El veto total enviado por el presidente inconstitucional Daniel Ortega para anular la Ley del Buró de Convenciones (894), fue ratificado por los diputados sandinistas, bajo el cuestionamiento y rechazo de los diputados de la bancada Alianza del Partido Liberal Independiente (Bapli).
La Ley 894 crearía un ente autónomo, de naturaleza pública y privada, llamado Buró de Convenciones, para promover la realización de eventos internacionales en el país, ofreciendo las condiciones logísticas, de seguridad y hoteles para recibir a cientos o miles de turistas en un país.
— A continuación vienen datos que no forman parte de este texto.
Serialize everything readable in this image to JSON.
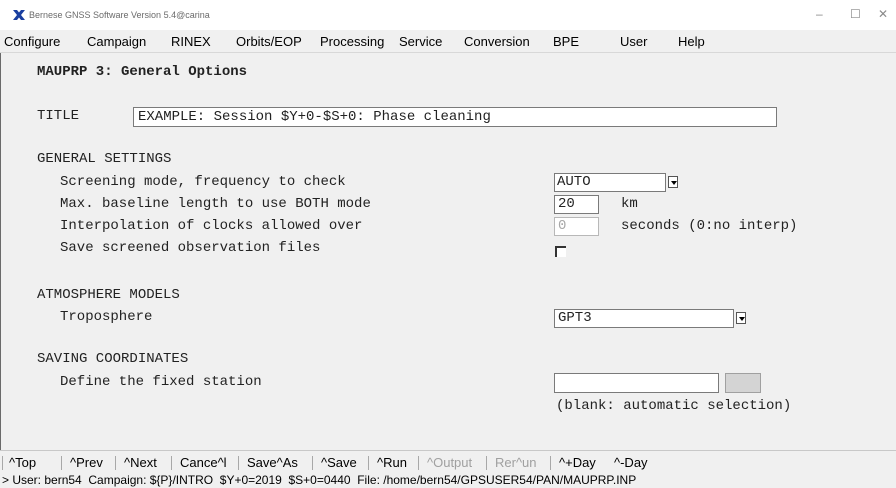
{
  "window": {
    "title": "Bernese GNSS Software Version 5.4@carina",
    "minimize": "–",
    "maximize": "☐",
    "close": "✕"
  },
  "menu": [
    {
      "label": "Configure"
    },
    {
      "label": "Campaign"
    },
    {
      "label": "RINEX"
    },
    {
      "label": "Orbits/EOP"
    },
    {
      "label": "Processing"
    },
    {
      "label": "Service"
    },
    {
      "label": "Conversion"
    },
    {
      "label": "BPE"
    },
    {
      "label": "User"
    },
    {
      "label": "Help"
    }
  ],
  "panel": {
    "title": "MAUPRP 3: General Options",
    "title_label": "TITLE",
    "title_value": "EXAMPLE: Session $Y+0-$S+0: Phase cleaning",
    "general": {
      "header": "GENERAL SETTINGS",
      "screening_label": "Screening mode, frequency to check",
      "screening_value": "AUTO",
      "baseline_label": "Max. baseline length to use BOTH mode",
      "baseline_value": "20",
      "baseline_unit": "km",
      "interp_label": "Interpolation of clocks allowed over",
      "interp_value": "0",
      "interp_unit": "seconds (0:no interp)",
      "save_label": "Save screened observation files",
      "save_checked": true
    },
    "atmosphere": {
      "header": "ATMOSPHERE MODELS",
      "tropo_label": "Troposphere",
      "tropo_value": "GPT3"
    },
    "saving": {
      "header": "SAVING COORDINATES",
      "fixed_label": "Define the fixed station",
      "fixed_value": "",
      "fixed_hint": "(blank: automatic selection)"
    }
  },
  "bottom_buttons": [
    {
      "label": "^Top",
      "enabled": true
    },
    {
      "label": "^Prev",
      "enabled": true
    },
    {
      "label": "^Next",
      "enabled": true
    },
    {
      "label": "Cance^l",
      "enabled": true
    },
    {
      "label": "Save^As",
      "enabled": true
    },
    {
      "label": "^Save",
      "enabled": true
    },
    {
      "label": "^Run",
      "enabled": true
    },
    {
      "label": "^Output",
      "enabled": false
    },
    {
      "label": "Rer^un",
      "enabled": false
    },
    {
      "label": "^+Day",
      "enabled": true
    },
    {
      "label": "^-Day",
      "enabled": true
    }
  ],
  "status": "> User: bern54  Campaign: ${P}/INTRO  $Y+0=2019  $S+0=0440  File: /home/bern54/GPSUSER54/PAN/MAUPRP.INP"
}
Estas condiciones tenían que ser preparadas por el Gobierno y por el sector privado en conjunto.
Los diputados de la Alianza PLI señalaron la «sumisión» de los diputados del partido gobernante Frente Sandinistas de Liberación Nacional (FSLN), por acatar las ordenes de Ortega sin cuestionar, mencionaron en sus intervenciones el diputqado Pablo Ortel y Javier Vallejos.
El diputado de la Alianza PLI y presidente de la Comisión de Turismo que dictaminó esta ley vetada, Pedro Joaquín Chamorro Barrios, también argumento que el veto a la Ley 894 solo menciona que el motivo de anularla es porque es una ley «muy compleja y engorrosa», sin otro argumento para su anulación, lo cual no fue cuestionado por los diputados sandinistas.
El diputado Chamorro también hizo ver que el veto se dio a conocer tres meses después de que fue enviado por el Ejecutivo, lo que le hace creer que es extemporáneo.
Sin embargo, la primera secretaria de la Asamblea Nacional, Alba Palacios, aseguró que el veto llegó en el tiempo correspondiente, solo que no lo habían dado a conocer.
El jefe de la bancada Sandinista, Edwin Castro, pidió respeto ante los argumentos de los diputados de la Alianza PLI, y dijo que mandar a vetar una ley «es parte de los pesos y contra pesos del poder».